An α-amino acid has a central carbon (the α or alpha carbon) which is covalently bonded to a carboxyl group (thus they are carboxylic acids), an amino group, a hydrogen atom and a variable group. The variable group, also called the R group or side chain, determines the identity and many of the properties of a specific amino acid. In glycine, the simplest amino acid, the R group is a hydrogen atom, but in all other amino acids it is contains one or more carbon atoms bonded to hydrogens, and may contain other elements such as sulfur, oxygen or nitrogen. With the exception of glycine, naturally occurring amino acids are chiral and almost invariably occur in the L-configuration. Peptidoglycan, found in some bacterial cell walls contains some D-amino acids. At physiological pH, typically around 7, free amino acids exist in a charged form, where the acidic carboxyl group (-COOH) loses a proton (-COO) and the basic amine group (-NH2) gains a proton (-NH3+). The entire molecule has a net neutral charge and is a zwitterion, with the exception of amino acids with basic or acidic side chains. Aspartic acid, for example, possesses one protonated amine and two deprotonated carboxyl groups, for a net charge of -1 at physiological pH.

Fatty acids and fatty acid derivatives are another group of carboxylic acids that play a significant role in biology. These contain long hydrocarbon chains and a carboxylic acid group on one end. The cell membrane of nearly all organisms is primarily made up of a phospholipid bilayer, a micelle of hydrophobic fatty acid esters with polar, hydrophilic phosphate "head" groups. Membranes contain additional components, some of which can participate in acid-base reactions.

In humans and many other animals, hydrochloric acid is a part of the gastric acid secreted within the stomach to help hydrolyze proteins and polysaccharides, as well as converting the inactive pro-enzyme, pepsinogen into the enzyme, pepsin. Some organisms produce acids for defense; for example, ants produce formic acid.

Acid-base equilibrium plays a critical role in regulating mammalian breathing. Oxygen gas (O2) drives cellular respiration, the process by which animals release the chemical potential energy stored in food, producing carbon dioxide (CO2) as a byproduct. Oxygen and carbon dioxide are exchanged in the lungs, and the body responds to changing energy demands by adjusting the rate of ventilation. For example, during periods of exertion the body rapidly breaks down stored carbohydrates and fat, releasing CO2 into the blood stream. In aqueous solutions such as blood CO2 exists in equilibrium with carbonic acid and bicarbonate ion.

CO2 + H2O is in equilibrium with H2CO3 is in  equilibrium with H+ + HCO3

It is the decrease in pH that signals the brain to breath faster and deeper, expelling the excess CO2 and resupplying the cells with O2.

Aspirin (acetylsalicylic acid) is a carboxylic acid.

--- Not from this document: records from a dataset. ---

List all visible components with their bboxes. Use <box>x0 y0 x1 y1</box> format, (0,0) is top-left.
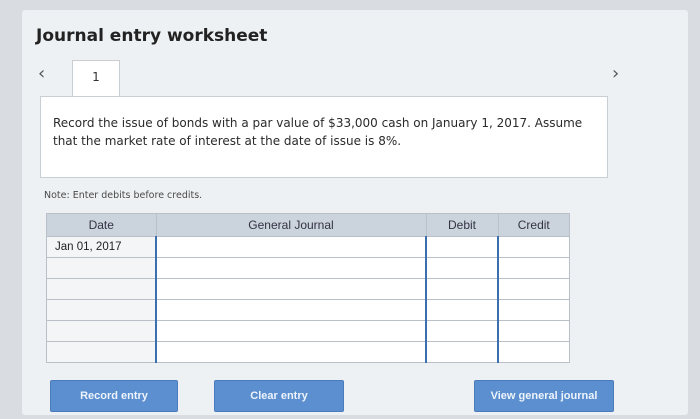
credit-input[interactable] <box>497 236 570 258</box>
previous-arrow-icon[interactable]: ‹ <box>38 63 45 84</box>
table-row <box>46 257 570 279</box>
debit-input[interactable] <box>425 299 499 321</box>
date-cell: Jan 01, 2017 <box>46 236 157 258</box>
table-row <box>46 341 570 363</box>
table-header-row: Date General Journal Debit Credit <box>46 213 570 237</box>
journal-entry-table: Date General Journal Debit Credit Jan 01… <box>46 213 570 363</box>
table-row <box>46 320 570 342</box>
column-header-date: Date <box>46 213 157 237</box>
debit-input[interactable] <box>425 278 499 300</box>
date-cell <box>46 320 157 342</box>
debit-input[interactable] <box>425 257 499 279</box>
table-row: Jan 01, 2017 <box>46 236 570 258</box>
record-entry-button[interactable]: Record entry <box>50 380 178 412</box>
general-journal-input[interactable] <box>155 236 427 258</box>
tab-1[interactable]: 1 <box>72 60 120 97</box>
date-cell <box>46 257 157 279</box>
general-journal-input[interactable] <box>155 320 427 342</box>
next-arrow-icon[interactable]: › <box>612 63 619 84</box>
view-general-journal-button[interactable]: View general journal <box>474 380 614 412</box>
general-journal-input[interactable] <box>155 278 427 300</box>
credit-input[interactable] <box>497 320 570 342</box>
table-row <box>46 278 570 300</box>
note-text: Note: Enter debits before credits. <box>44 190 203 201</box>
column-header-general-journal: General Journal <box>155 213 427 237</box>
question-prompt: Record the issue of bonds with a par val… <box>40 96 608 178</box>
debit-input[interactable] <box>425 341 499 363</box>
page-title: Journal entry worksheet <box>36 26 268 46</box>
date-cell <box>46 278 157 300</box>
prompt-text: Record the issue of bonds with a par val… <box>53 116 583 148</box>
column-header-credit: Credit <box>497 213 570 237</box>
debit-input[interactable] <box>425 320 499 342</box>
credit-input[interactable] <box>497 257 570 279</box>
credit-input[interactable] <box>497 341 570 363</box>
debit-input[interactable] <box>425 236 499 258</box>
column-header-debit: Debit <box>425 213 499 237</box>
general-journal-input[interactable] <box>155 299 427 321</box>
table-row <box>46 299 570 321</box>
general-journal-input[interactable] <box>155 257 427 279</box>
date-cell <box>46 341 157 363</box>
general-journal-input[interactable] <box>155 341 427 363</box>
clear-entry-button[interactable]: Clear entry <box>214 380 344 412</box>
credit-input[interactable] <box>497 299 570 321</box>
date-cell <box>46 299 157 321</box>
credit-input[interactable] <box>497 278 570 300</box>
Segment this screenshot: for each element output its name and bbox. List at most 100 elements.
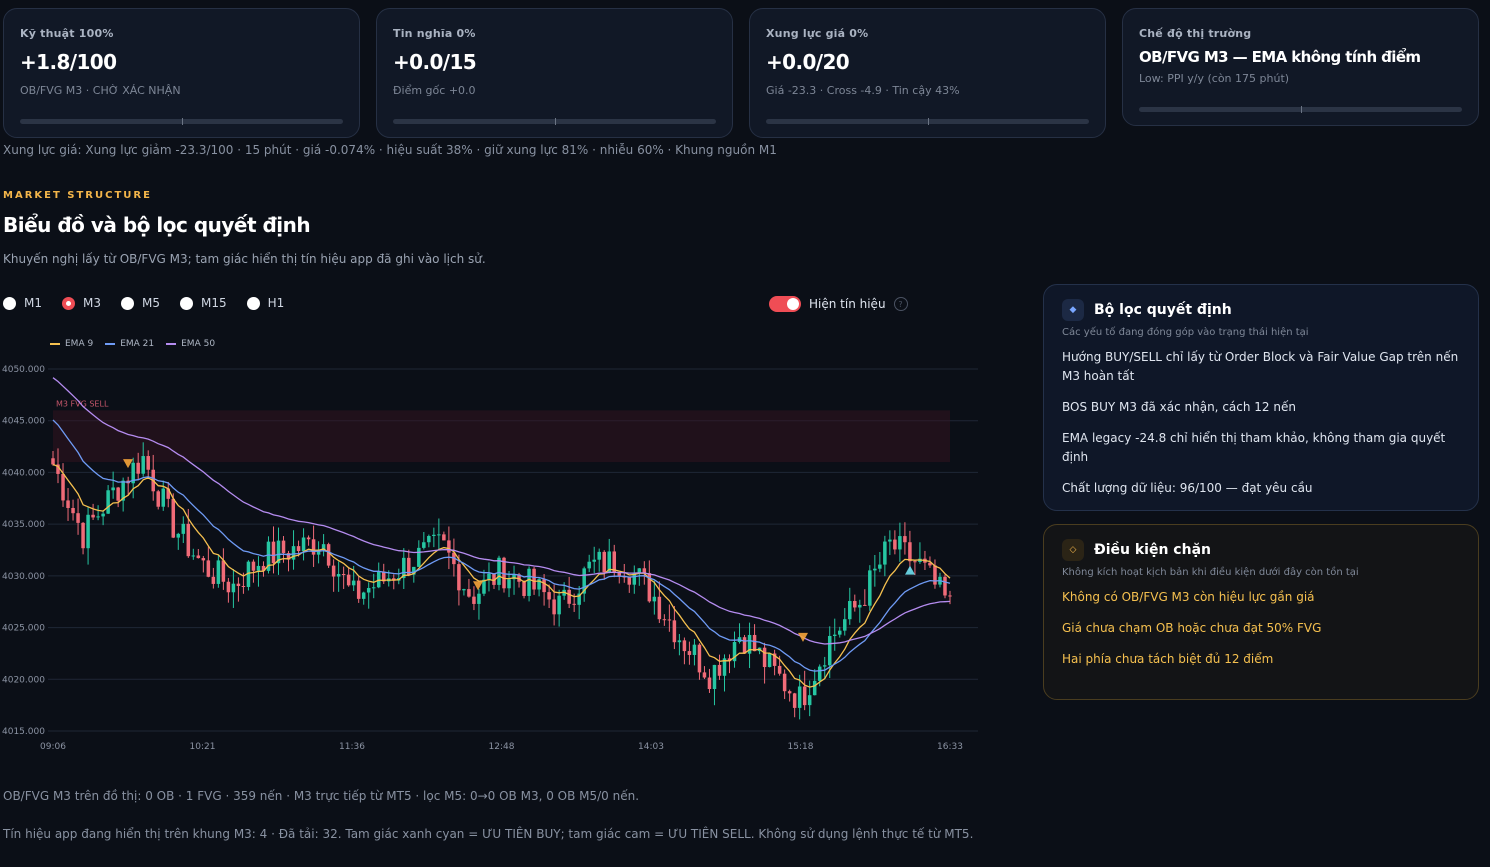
candle-up bbox=[231, 583, 236, 593]
candle-down bbox=[672, 620, 677, 643]
legend-ema9: EMA 9 bbox=[50, 339, 93, 349]
candle-up bbox=[797, 686, 802, 708]
candle-down bbox=[903, 536, 907, 543]
score-bar bbox=[393, 118, 716, 125]
radio-button[interactable] bbox=[121, 296, 134, 310]
candle-down bbox=[532, 568, 536, 590]
card-subtitle: Điểm gốc +0.0 bbox=[393, 84, 476, 97]
candle-up bbox=[96, 516, 100, 518]
radio-button[interactable] bbox=[3, 296, 16, 310]
card-title: Chế độ thị trường bbox=[1139, 27, 1252, 40]
legend-label: EMA 50 bbox=[181, 339, 216, 349]
candle-down bbox=[156, 491, 160, 507]
candle-down bbox=[697, 644, 702, 673]
candle-up bbox=[417, 547, 421, 567]
candle-up bbox=[507, 579, 511, 589]
candle-up bbox=[637, 568, 642, 573]
candle-down bbox=[687, 651, 692, 655]
card-title: Tin nghĩa 0% bbox=[393, 27, 476, 40]
candle-up bbox=[848, 601, 852, 620]
legend-swatch bbox=[166, 343, 177, 345]
candle-down bbox=[211, 576, 216, 584]
candle-down bbox=[542, 579, 546, 593]
candle-up bbox=[822, 665, 827, 667]
candle-down bbox=[76, 513, 80, 523]
candle-up bbox=[888, 539, 892, 542]
regime-bar-midpoint bbox=[1300, 106, 1302, 113]
timeframe-h1[interactable]: H1 bbox=[246, 296, 285, 310]
panel-title: Bộ lọc quyết định bbox=[1094, 302, 1232, 318]
candle-up bbox=[843, 619, 847, 631]
candle-up bbox=[527, 568, 531, 596]
candle-down bbox=[61, 473, 65, 501]
candle-down bbox=[306, 537, 311, 540]
candle-up bbox=[361, 592, 366, 599]
candle-down bbox=[442, 534, 446, 541]
radio-button[interactable] bbox=[246, 296, 260, 310]
candle-down bbox=[221, 560, 226, 582]
fvg-sell-zone bbox=[53, 410, 950, 463]
timeframe-m15[interactable]: M15 bbox=[180, 296, 227, 310]
candle-up bbox=[858, 604, 862, 608]
candle-up bbox=[371, 587, 376, 589]
candle-down bbox=[201, 558, 206, 561]
fvg-zone-label: M3 FVG SELL bbox=[56, 399, 109, 408]
show-signals-label: Hiện tín hiệu bbox=[809, 297, 886, 311]
candle-down bbox=[853, 601, 857, 608]
timeframe-selector: M1 M3 M5 M15 H1 bbox=[3, 296, 284, 310]
candle-down bbox=[792, 693, 797, 708]
section-description: Khuyến nghị lấy từ OB/FVG M3; tam giác h… bbox=[3, 252, 486, 266]
candle-down bbox=[346, 574, 351, 586]
candle-down bbox=[547, 592, 551, 600]
card-subtitle: Low: PPI y/y (còn 175 phút) bbox=[1139, 72, 1290, 85]
timeframe-m5[interactable]: M5 bbox=[121, 296, 160, 310]
y-tick-label: 4015.000 bbox=[2, 727, 45, 737]
timeframe-label: H1 bbox=[267, 296, 285, 310]
candle-up bbox=[141, 456, 145, 474]
sell-signal-triangle bbox=[473, 581, 483, 591]
radio-button[interactable] bbox=[180, 296, 193, 310]
x-tick-label: 15:18 bbox=[788, 742, 814, 752]
x-tick-label: 16:33 bbox=[937, 742, 963, 752]
candle-up bbox=[692, 644, 697, 655]
y-tick-label: 4040.000 bbox=[2, 468, 45, 478]
candlestick-chart[interactable]: 4050.000 4045.000 4040.000 4035.000 4030.000… bbox=[0, 358, 990, 758]
candle-down bbox=[146, 456, 150, 470]
show-signals-toggle[interactable] bbox=[769, 296, 801, 312]
candle-up bbox=[427, 536, 431, 543]
help-icon[interactable]: ? bbox=[893, 297, 908, 311]
radio-button-selected[interactable] bbox=[62, 296, 75, 310]
candle-down bbox=[271, 541, 276, 564]
candle-up bbox=[336, 574, 341, 577]
candle-down bbox=[251, 561, 256, 571]
candle-up bbox=[432, 534, 436, 537]
score-bar bbox=[20, 118, 343, 125]
momentum-score-card: Xung lực giá 0% +0.0/20 Giá -23.3 · Cros… bbox=[749, 8, 1106, 138]
legend-ema50: EMA 50 bbox=[166, 339, 215, 349]
candle-down bbox=[51, 458, 55, 465]
filter-item: Chất lượng dữ liệu: 96/100 — đạt yêu cầu bbox=[1062, 481, 1313, 495]
timeframe-m3[interactable]: M3 bbox=[62, 296, 101, 310]
timeframe-m1[interactable]: M1 bbox=[3, 296, 42, 310]
card-subtitle: OB/FVG M3 · CHỜ XÁC NHẬN bbox=[20, 84, 181, 97]
candle-up bbox=[812, 680, 817, 696]
candle-down bbox=[241, 585, 246, 587]
candle-down bbox=[522, 581, 526, 596]
candle-up bbox=[422, 542, 426, 548]
candle-down bbox=[296, 546, 301, 552]
candle-down bbox=[552, 599, 556, 615]
technical-score-card: Kỹ thuật 100% +1.8/100 OB/FVG M3 · CHỜ X… bbox=[3, 8, 360, 138]
y-tick-label: 4030.000 bbox=[2, 572, 45, 582]
candle-up bbox=[161, 488, 165, 507]
card-value: +0.0/20 bbox=[766, 50, 850, 74]
candle-up bbox=[712, 664, 717, 690]
candle-down bbox=[948, 595, 952, 597]
regime-bar bbox=[1139, 106, 1462, 113]
candle-down bbox=[186, 523, 191, 557]
candle-down bbox=[908, 542, 912, 562]
x-tick-label: 10:21 bbox=[190, 742, 216, 752]
candle-down bbox=[447, 540, 451, 553]
legend-ema21: EMA 21 bbox=[105, 339, 154, 349]
x-tick-label: 11:36 bbox=[339, 742, 365, 752]
x-tick-label: 09:06 bbox=[40, 742, 66, 752]
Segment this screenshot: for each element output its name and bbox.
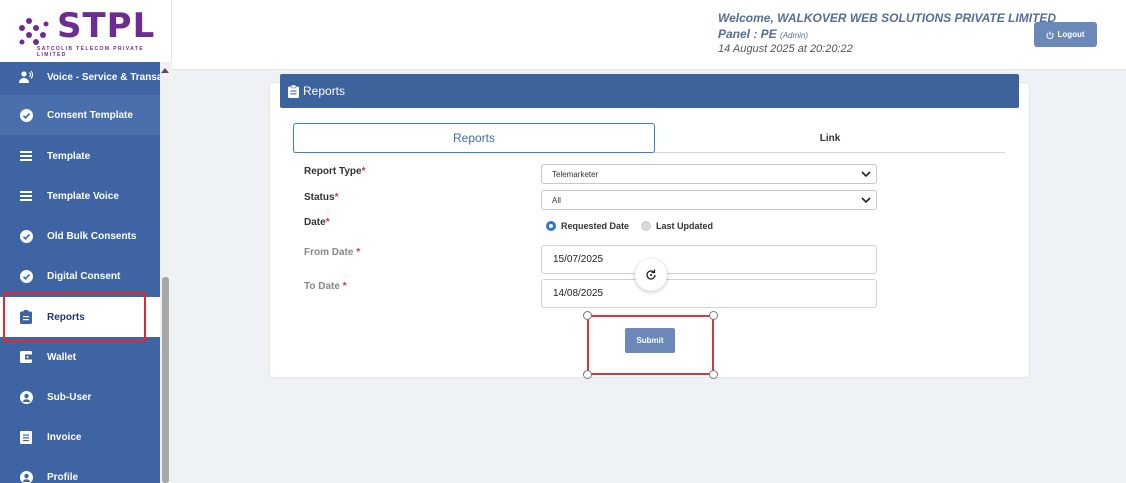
- clipboard-icon: [288, 84, 299, 98]
- check-circle-icon: [19, 108, 33, 122]
- sidebar-item-old-bulk-consents[interactable]: Old Bulk Consents: [0, 216, 160, 256]
- date-label: Date*: [304, 217, 330, 228]
- sidebar-item-label: Template: [47, 150, 91, 162]
- company-name: WALKOVER WEB SOLUTIONS PRIVATE LIMITED: [777, 11, 1057, 25]
- status-label-text: Status: [304, 192, 335, 203]
- required-mark: *: [356, 247, 361, 258]
- sidebar-item-template-voice[interactable]: Template Voice: [0, 176, 160, 216]
- sidebar-item-wallet[interactable]: Wallet: [0, 337, 160, 377]
- list-icon: [19, 189, 33, 203]
- check-circle-icon: [19, 269, 33, 283]
- sidebar-item-digital-consent[interactable]: Digital Consent: [0, 256, 160, 296]
- welcome-prefix: Welcome,: [718, 11, 774, 25]
- status-label: Status*: [304, 192, 338, 203]
- sidebar-item-label: Wallet: [47, 351, 77, 363]
- sidebar-item-label: Template Voice: [47, 190, 119, 202]
- check-circle-icon: [19, 229, 33, 243]
- status-value: All: [552, 195, 561, 205]
- radio-last-updated[interactable]: [641, 221, 652, 231]
- radio-requested-label[interactable]: Requested Date: [561, 221, 629, 231]
- panel-info: Panel : PE (Admin): [718, 27, 808, 41]
- required-mark: *: [342, 281, 347, 292]
- tab-link[interactable]: Link: [655, 123, 1005, 153]
- brand-tagline: SATCOLIB TELECOM PRIVATE LIMITED: [37, 46, 144, 58]
- resize-handle-bottom-right[interactable]: [709, 370, 718, 379]
- required-mark: *: [325, 217, 330, 228]
- date-radio-group: Requested Date Last Updated: [546, 221, 713, 231]
- radio-requested-date[interactable]: [546, 221, 556, 231]
- status-select[interactable]: All: [541, 190, 877, 210]
- panel-label: Panel : PE: [718, 27, 777, 41]
- resize-handle-bottom-left[interactable]: [583, 370, 592, 379]
- sidebar-item-consent-template[interactable]: Consent Template: [0, 95, 160, 135]
- report-type-label: Report Type*: [304, 166, 366, 177]
- radio-updated-label[interactable]: Last Updated: [656, 221, 713, 231]
- rotate-icon: [646, 269, 656, 280]
- sidebar-item-template[interactable]: Template: [0, 136, 160, 176]
- sidebar: STPL SATCOLIB TELECOM PRIVATE LIMITED Vo…: [0, 0, 172, 483]
- list-icon: [19, 149, 33, 163]
- rotate-handle[interactable]: [635, 259, 667, 291]
- power-icon: [1046, 31, 1054, 39]
- sidebar-item-invoice[interactable]: Invoice: [0, 417, 160, 457]
- sidebar-item-label: Voice - Service & Transac: [47, 71, 160, 83]
- report-type-label-text: Report Type: [304, 166, 362, 177]
- tab-bar: Reports Link: [293, 123, 1005, 153]
- panel-role: (Admin): [780, 31, 809, 40]
- date-label-text: Date: [304, 217, 326, 228]
- to-date-label-text: To Date: [304, 281, 340, 292]
- chevron-down-icon: [861, 171, 871, 178]
- user-circle-icon: [19, 470, 33, 483]
- welcome-text: Welcome, WALKOVER WEB SOLUTIONS PRIVATE …: [718, 11, 1056, 25]
- brand-logo[interactable]: STPL SATCOLIB TELECOM PRIVATE LIMITED: [0, 0, 172, 62]
- from-date-label: From Date *: [304, 247, 360, 258]
- voice-icon: [19, 70, 33, 84]
- sidebar-item-label: Sub-User: [47, 391, 92, 403]
- report-type-value: Telemarketer: [552, 169, 599, 179]
- required-mark: *: [361, 166, 366, 177]
- current-datetime: 14 August 2025 at 20:20:22: [718, 43, 853, 55]
- sidebar-item-sub-user[interactable]: Sub-User: [0, 377, 160, 417]
- wallet-icon: [19, 350, 33, 364]
- chevron-down-icon: [861, 197, 871, 204]
- sidebar-item-label: Profile: [47, 471, 79, 483]
- brand-name: STPL: [57, 6, 156, 46]
- highlight-annotation: [3, 292, 146, 342]
- sidebar-nav: Voice - Service & Transac Consent Templa…: [0, 62, 160, 483]
- sidebar-item-label: Consent Template: [47, 109, 133, 121]
- user-circle-icon: [19, 390, 33, 404]
- sidebar-item-voice[interactable]: Voice - Service & Transac: [0, 62, 160, 97]
- card-title: Reports: [303, 84, 346, 98]
- required-mark: *: [334, 192, 339, 203]
- scroll-up-arrow-icon[interactable]: [161, 68, 169, 73]
- sidebar-scrollbar[interactable]: [160, 62, 172, 483]
- logout-label: Logout: [1057, 30, 1085, 39]
- sidebar-item-label: Old Bulk Consents: [47, 230, 137, 242]
- sidebar-item-label: Invoice: [47, 431, 82, 443]
- scrollbar-thumb[interactable]: [162, 277, 169, 483]
- sidebar-item-profile[interactable]: Profile: [0, 457, 160, 483]
- resize-handle-top-right[interactable]: [709, 311, 718, 320]
- from-date-label-text: From Date: [304, 247, 354, 258]
- to-date-label: To Date *: [304, 281, 347, 292]
- tab-reports[interactable]: Reports: [293, 123, 655, 153]
- submit-button[interactable]: Submit: [625, 328, 675, 353]
- card-header: Reports: [280, 74, 1019, 108]
- from-date-input[interactable]: 15/07/2025: [541, 245, 877, 274]
- logout-button[interactable]: Logout: [1034, 22, 1097, 47]
- to-date-input[interactable]: 14/08/2025: [541, 279, 877, 308]
- top-header: Welcome, WALKOVER WEB SOLUTIONS PRIVATE …: [172, 0, 1126, 70]
- resize-handle-top-left[interactable]: [583, 311, 592, 320]
- invoice-icon: [19, 430, 33, 444]
- sidebar-item-label: Digital Consent: [47, 270, 121, 282]
- report-type-select[interactable]: Telemarketer: [541, 164, 877, 184]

Cell membranes are generally impermeable to charged or large, polar molecules because of the lipophilic fatty acyl chains comprising their interior. Many biologically important molecules, including a number of pharmaceutical agents, are organic weak acids which can cross the membrane in their protonated, uncharged form but not in their charged form (i.e. as the conjugate base). For this reason the activity of many drugs can be enhanced or inhibited by the use of antacids or acidic foods. The charged form, however, is often more soluble in blood and cytosol, both aqueous environments. When the extracellular environment is more acidic than the neutral pH within the cell, certain acids will exist in their neutral form and will be membrane soluble, allowing them to cross the phospholipid bilayer. Acids that lose a proton at the intracellular pH will exist in their soluble, charged form and are thus able to diffuse through the cytosol to their target. Ibuprofen, aspirin and penicillin are examples of drugs that are weak acids.